One area in which Snapchat is excelling in is time-spent in app. According to App Annie metrics, Snapchat users spend 25 percent more time on the app than users on Facebook and Instagram. Part of that can be attributed to users sifting through geotags, but another part can be genuinely attributed to more engaged users. If Snapchat can develop a more advanced analytics platform and new ideas for monetization, the firm will be better positioned to compete for ad dollars with social media giant , Facebook.

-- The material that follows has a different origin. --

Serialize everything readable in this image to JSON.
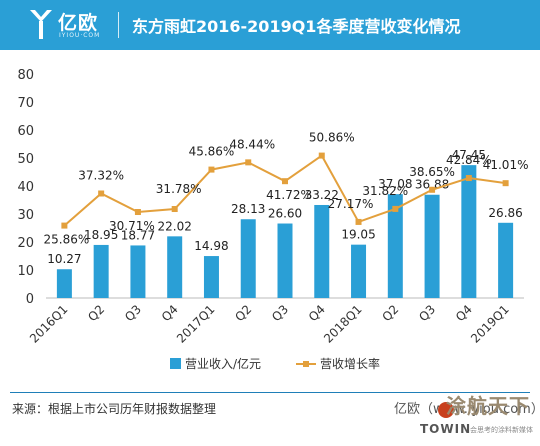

There is certainly a space for Snapchat in the plethora of social media apps that dominate our smartphone screens. Snapchat allows us to connect with each other in more genuine and personal ways than other impersonal apps, like Instagram. However, given its small amount of daily active users, lack of monetization plans, and cutthroat competition in the social media space, Snapchat will not become the next Facebook.
Nick Wetzel, GSB ’19, is a finance major from Yardley, PA.